Die Beantragung glich einem Offenbarungseid. Keinen Cent würde es geben, bevor ich nicht meine gesamten Vermögensverhältnisse offengelegt hatte. Wer irgendwo Vermögenswerte geparkt haben sollte, hat schlechte Karten auf ein wenig Geld aus der Staatskasse. Es war wirklich ein hartes Stück Arbeit alle geforderten Unterlagen heraus zu kramen, zumal mir Papierkram ein echter Graus ist. Ich hatte Zeiten, da flogen Kontoauszüge und Steuerbescheide geradewegs in den Papierkorb und auch heute wundere ich mich immer wieder, wieviel sinnloses Papier Behörden und Firmen produzieren können. So hatte ich einige Mühe alles nötige zu sammeln und doch wurde ich beim erstmaligen Termin abgewiegelt. Es fehlten Auszüge eines meiner Konten und ohne diese gab es eben keine Unterstützung. Als ich nach dem zweiten Termin dann letztlich doch einen „grünen Haken“ der Sachbearbeiterin bekam, hatte sich meine Not auch schon gelindert.

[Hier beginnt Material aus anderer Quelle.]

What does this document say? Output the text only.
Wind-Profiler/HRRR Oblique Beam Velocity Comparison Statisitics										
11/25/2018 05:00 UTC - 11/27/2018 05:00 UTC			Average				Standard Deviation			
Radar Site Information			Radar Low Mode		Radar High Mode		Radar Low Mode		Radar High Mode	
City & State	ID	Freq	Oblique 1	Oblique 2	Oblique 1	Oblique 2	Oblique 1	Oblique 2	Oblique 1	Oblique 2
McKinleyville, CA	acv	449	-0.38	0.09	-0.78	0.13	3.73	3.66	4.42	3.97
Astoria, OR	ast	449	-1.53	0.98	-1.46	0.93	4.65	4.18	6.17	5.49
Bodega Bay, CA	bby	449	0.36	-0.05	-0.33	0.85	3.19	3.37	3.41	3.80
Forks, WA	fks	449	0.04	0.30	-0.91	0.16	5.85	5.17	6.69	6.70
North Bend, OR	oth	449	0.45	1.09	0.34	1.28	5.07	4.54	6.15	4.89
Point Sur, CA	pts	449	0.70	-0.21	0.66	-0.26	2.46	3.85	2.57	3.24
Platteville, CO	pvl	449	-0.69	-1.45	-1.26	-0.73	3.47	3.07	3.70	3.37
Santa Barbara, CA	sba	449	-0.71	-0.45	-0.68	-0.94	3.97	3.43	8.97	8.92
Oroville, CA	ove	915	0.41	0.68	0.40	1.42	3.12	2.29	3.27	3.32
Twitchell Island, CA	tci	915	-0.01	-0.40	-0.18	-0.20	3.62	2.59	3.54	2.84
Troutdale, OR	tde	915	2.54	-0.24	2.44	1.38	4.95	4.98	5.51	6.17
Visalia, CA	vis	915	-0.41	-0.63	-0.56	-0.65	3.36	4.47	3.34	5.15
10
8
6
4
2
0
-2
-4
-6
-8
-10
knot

Ich hatte eine neue Anstellung gefunden und konnte nach diesem Tiefpunkt in meinem Leben, dieses Kapitel hinter mir lassen. Ich würde das Jobcenter heute nicht mehr betreten wollen sondern stattdessen einen der wenig angesehenen Brot- und Butterjobs antreten, bevor ich mich noch einmal auf diese Art und Weise nackt fühlen muss. Es ist keine Frage, dass es ein großer Vorzug unseres Sozialsystems ist, solch eine Möglichkeit der Grundsicherung überhaupt zu haben. Trotzdem möchte ich diese Erfahrung nicht zwingend noch einmal machen müssen und doch war sie wertvoll für mich. In keiner Phase meines Lebens war ich so kreativ und gewillt Problemlösungsstrategien zu finden wie zu dieser Zeit. Ich erhielt dadurch einiges an innerer Klarheit und auch wenn der Weg, den ich danach beschritt, nicht einfach sein sollte, war es doch der Startschuss dafür ein ganzes Stück mehr ich selbst zu sein.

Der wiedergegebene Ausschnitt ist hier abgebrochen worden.